Im not economist either, and my eyes looked like krispy kreme donuts when I followed that link, so I couldnt begin to tell you what was wrong or right about those figures. Since we are just article dropping now, let me drop a few.
http://www.cato.org/pubs/tbb/tbb-0302-13.pdf
http://www.house.gov/jec/fiscal/tx-grwt ... agtxct.htm
http://www.ncpa.org/pdfs/st159.pdf
Theres plenty more that all say the same thing, I basically googled "tax revenue related to tax rates" and walked down the list, every hit was pretty much agreeable.
Helio - Im sure you were making a broad general statement, which is fine, just as long as we realize, not all economist agree on any point, let alone this one in particular, then the story becomes, what evidence to you give the most weight, and what do you deem conjecture.
Heres the thing, people look out for their own first, and thats fine, thats what makes the capitalist system work, this system is most compatible with human nature. I say this to point out, the goal of the government is to strike a balance with tax rates. The higher the rate, the more likely it costs a company or individual less to shelter that money somewhere else.

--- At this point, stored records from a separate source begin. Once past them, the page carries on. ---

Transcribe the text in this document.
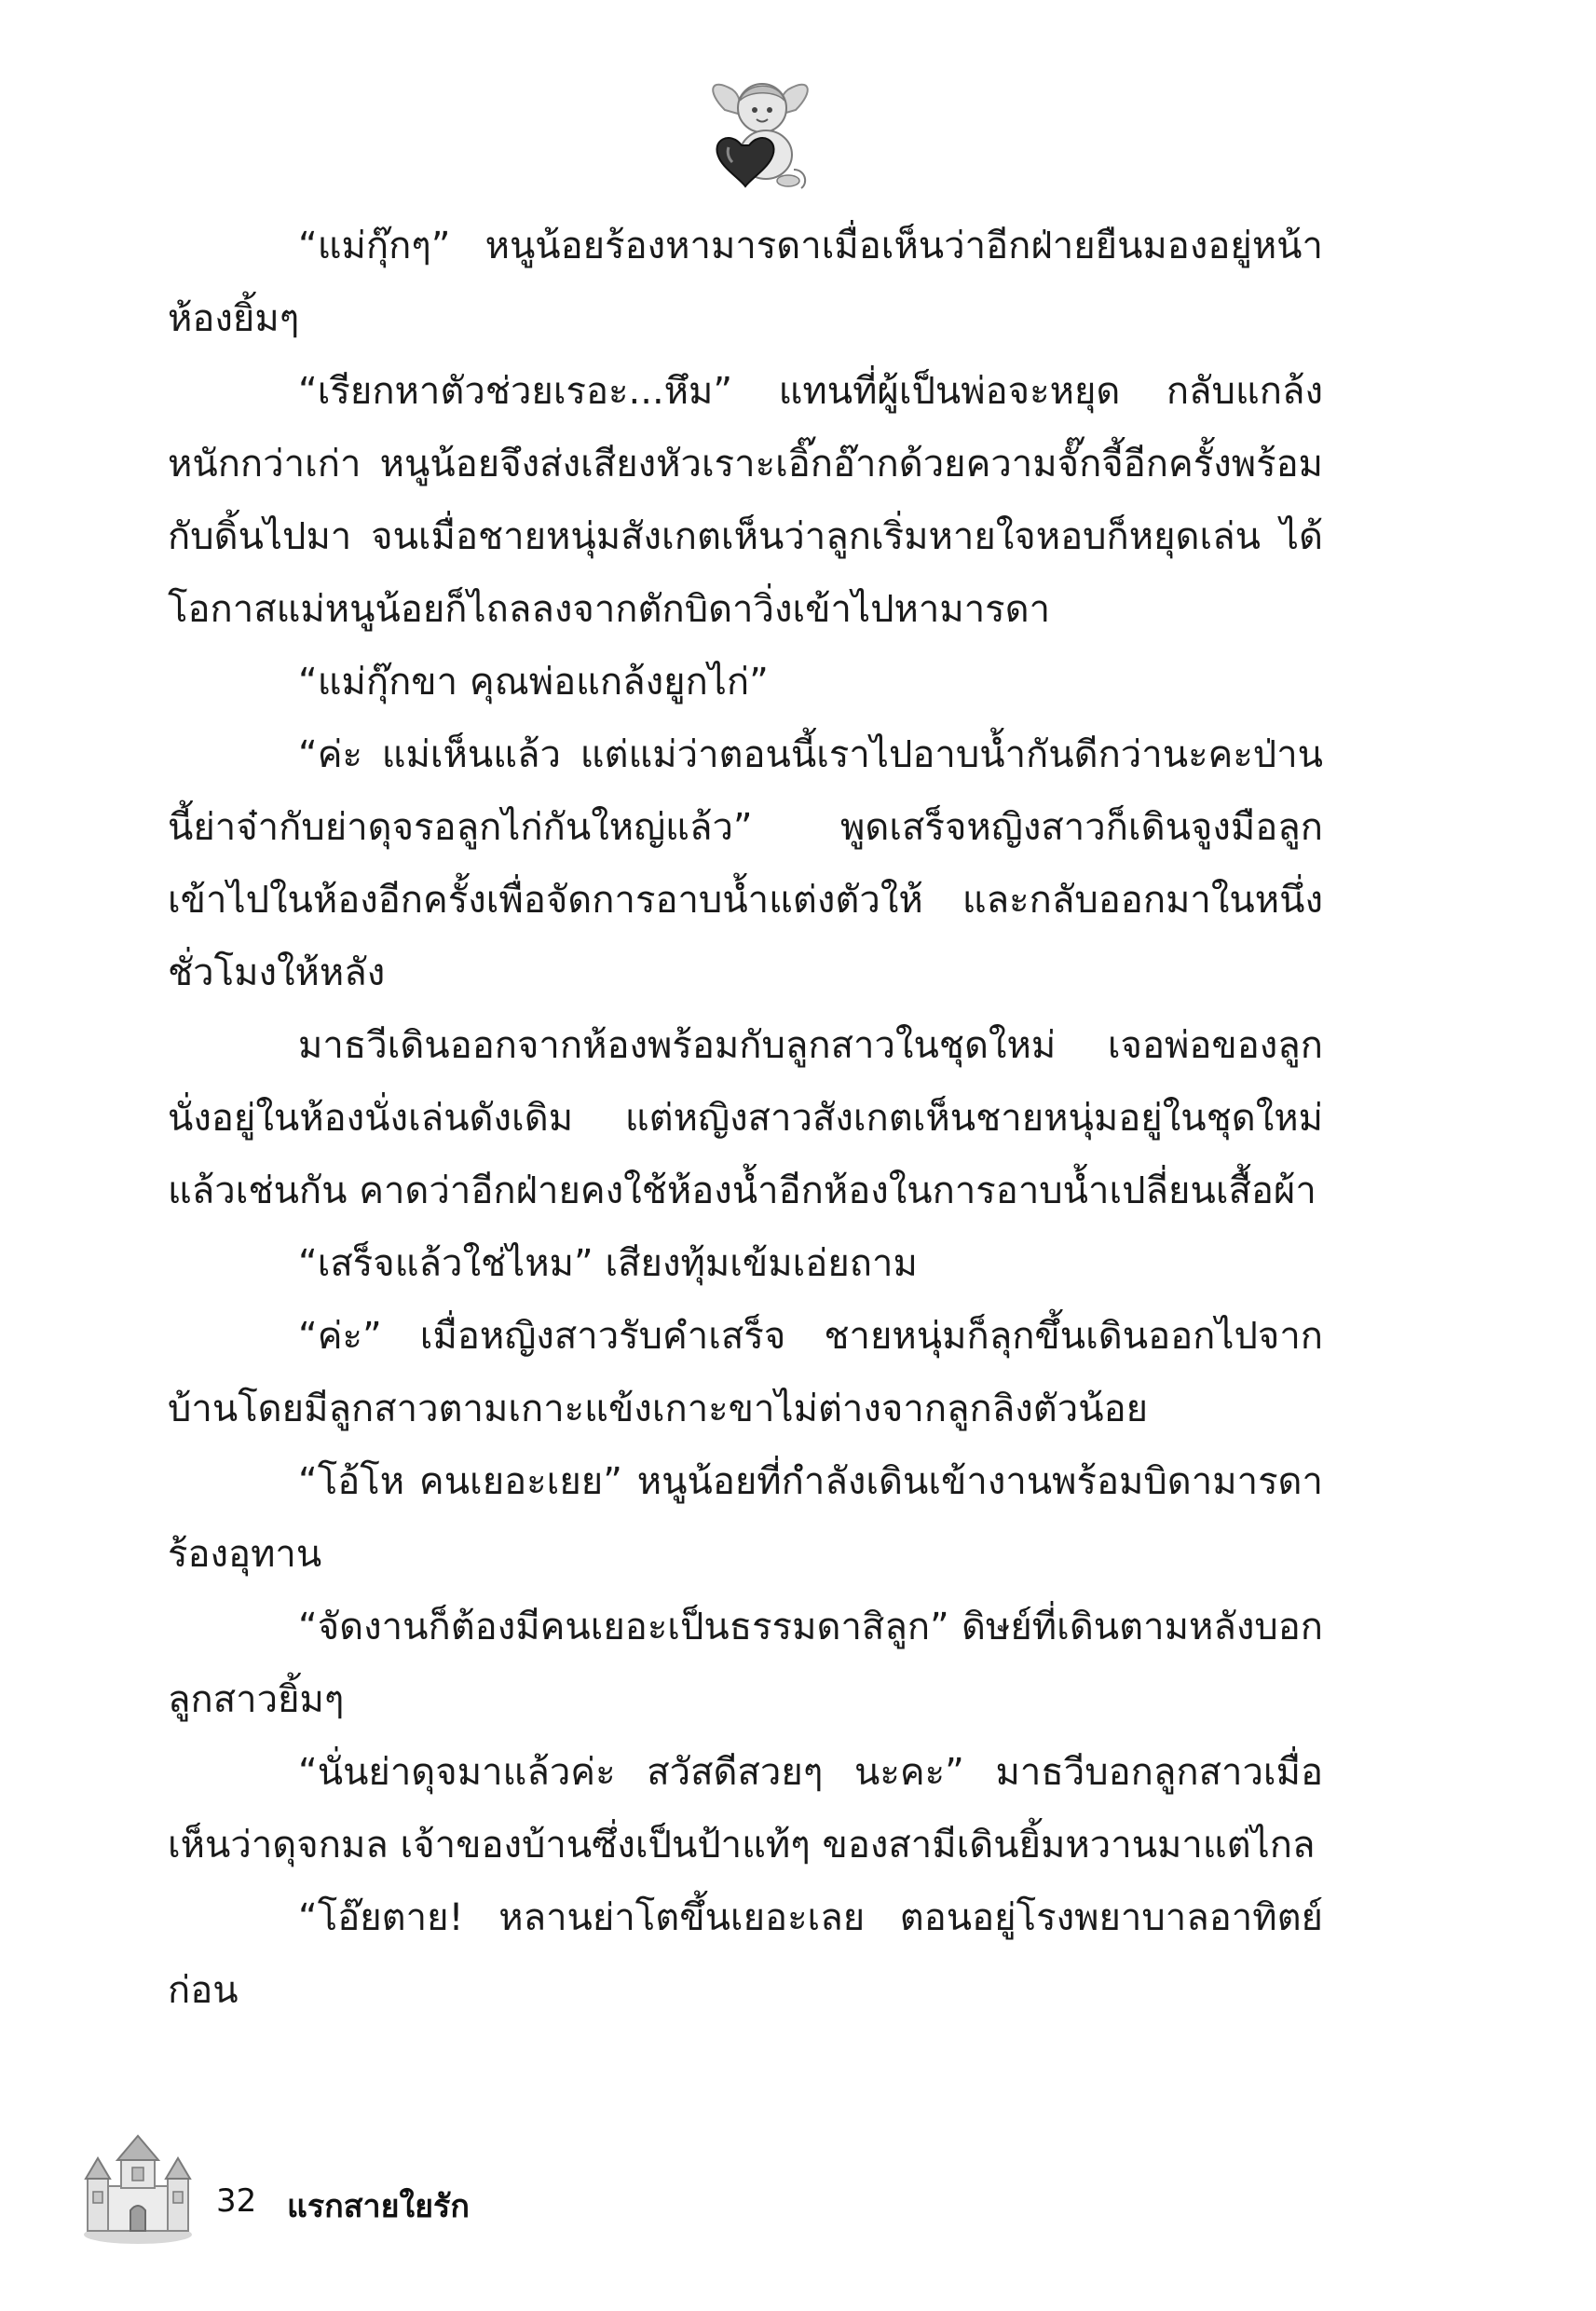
“แม่กุ๊กๆ” หนูน้อยร้องหามารดาเมื่อเห็นว่าอีกฝ่ายยืนมองอยู่หน้าห้องยิ้มๆ

“เรียกหาตัวช่วยเรอะ...หึม” แทนที่ผู้เป็นพ่อจะหยุด กลับแกล้งหนักกว่าเก่า หนูน้อยจึงส่งเสียงหัวเราะเอิ๊กอ๊ากด้วยความจั๊กจี้อีกครั้งพร้อมกับดิ้นไปมา จนเมื่อชายหนุ่มสังเกตเห็นว่าลูกเริ่มหายใจหอบก็หยุดเล่น ได้โอกาสแม่หนูน้อยก็ไถลลงจากตักบิดาวิ่งเข้าไปหามารดา

“แม่กุ๊กขา คุณพ่อแกล้งยูกไก่”

“ค่ะ แม่เห็นแล้ว แต่แม่ว่าตอนนี้เราไปอาบน้ำกันดีกว่านะคะป่านนี้ย่าจ๋ากับย่าดุจรอลูกไก่กันใหญ่แล้ว” พูดเสร็จหญิงสาวก็เดินจูงมือลูกเข้าไปในห้องอีกครั้งเพื่อจัดการอาบน้ำแต่งตัวให้ และกลับออกมาในหนึ่งชั่วโมงให้หลัง

มาธวีเดินออกจากห้องพร้อมกับลูกสาวในชุดใหม่ เจอพ่อของลูกนั่งอยู่ในห้องนั่งเล่นดังเดิม แต่หญิงสาวสังเกตเห็นชายหนุ่มอยู่ในชุดใหม่แล้วเช่นกัน คาดว่าอีกฝ่ายคงใช้ห้องน้ำอีกห้องในการอาบน้ำเปลี่ยนเสื้อผ้า

“เสร็จแล้วใช่ไหม” เสียงทุ้มเข้มเอ่ยถาม

“ค่ะ” เมื่อหญิงสาวรับคำเสร็จ ชายหนุ่มก็ลุกขึ้นเดินออกไปจากบ้านโดยมีลูกสาวตามเกาะแข้งเกาะขาไม่ต่างจากลูกลิงตัวน้อย

“โอ้โห คนเยอะเยย” หนูน้อยที่กำลังเดินเข้างานพร้อมบิดามารดาร้องอุทาน

“จัดงานก็ต้องมีคนเยอะเป็นธรรมดาสิลูก” ดิษย์ที่เดินตามหลังบอกลูกสาวยิ้มๆ

“นั่นย่าดุจมาแล้วค่ะ สวัสดีสวยๆ นะคะ” มาธวีบอกลูกสาวเมื่อเห็นว่าดุจกมล เจ้าของบ้านซึ่งเป็นป้าแท้ๆ ของสามีเดินยิ้มหวานมาแต่ไกล

“โอ๊ยตาย! หลานย่าโตขึ้นเยอะเลย ตอนอยู่โรงพยาบาลอาทิตย์ก่อน

32 แรกสายใยรัก
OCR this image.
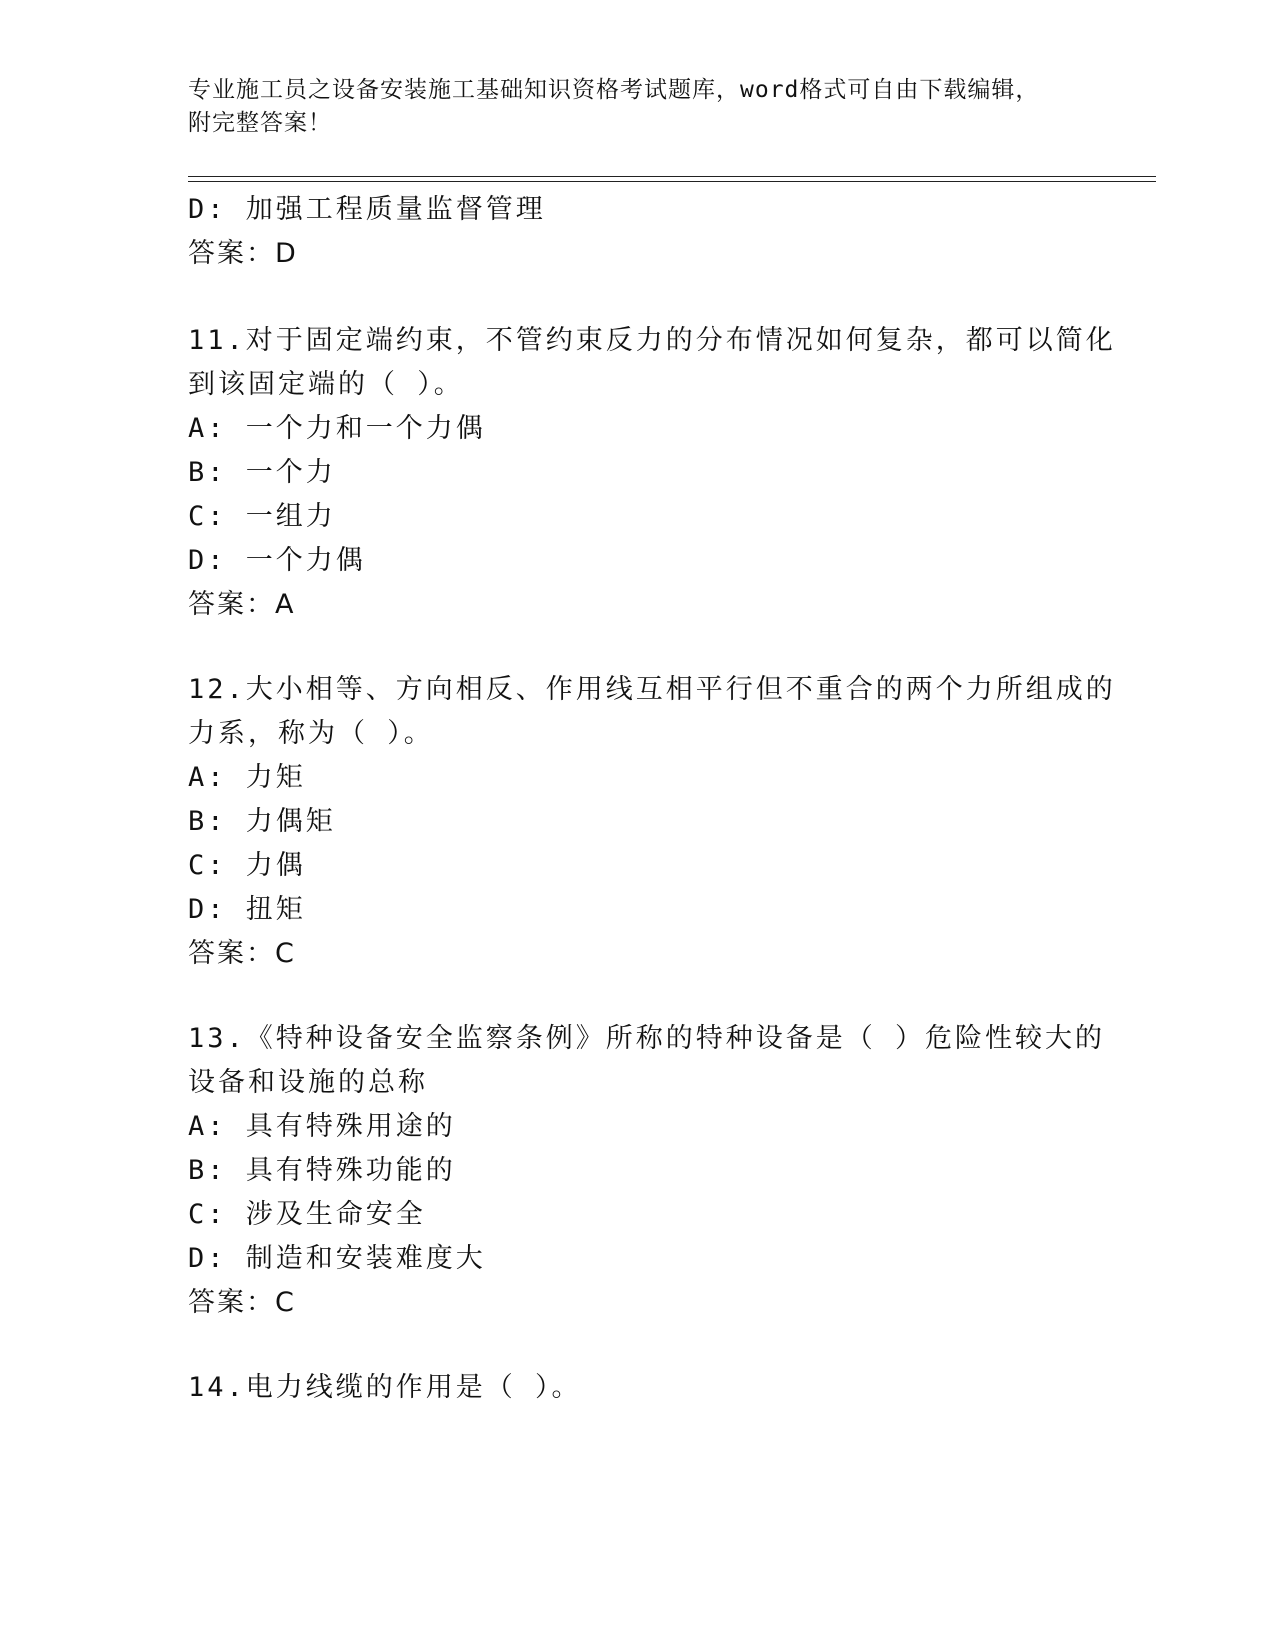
专业施工员之设备安装施工基础知识资格考试题库，word格式可自由下载编辑，
附完整答案！
D: 加强工程质量监督管理
答案：D
11.对于固定端约束，不管约束反力的分布情况如何复杂，都可以简化
到该固定端的（ ）。
A: 一个力和一个力偶
B: 一个力
C: 一组力
D: 一个力偶
答案：A
12.大小相等、方向相反、作用线互相平行但不重合的两个力所组成的
力系，称为（ ）。
A: 力矩
B: 力偶矩
C: 力偶
D: 扭矩
答案：C
13.《特种设备安全监察条例》所称的特种设备是（ ）危险性较大的
设备和设施的总称
A: 具有特殊用途的
B: 具有特殊功能的
C: 涉及生命安全
D: 制造和安装难度大
答案：C
14.电力线缆的作用是（ ）。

If however our tax rates are set at such that it costs more for the money to be sheltered elsewhere, then the money comes back here, to work in OUR system. This is why the inverse relationship of tax rates and revenues exists. Upon examining some of these studies, and I admit I sorta of perused them rather than crammed them, but it seems the inverse correlation is stronger the more drastic the cut. The cuts in the 20's that took the highest rate from 77% down to 28% made revenues skyrocket. But when the hike or cut is minute, perhaps the effect is a bit more muffled in the numbers. This cut we are talking about now is only an average of 3% at each bracket, so the increase/decrease of revenues is more likely non-perceivable when looking at fudgie graphs and charts.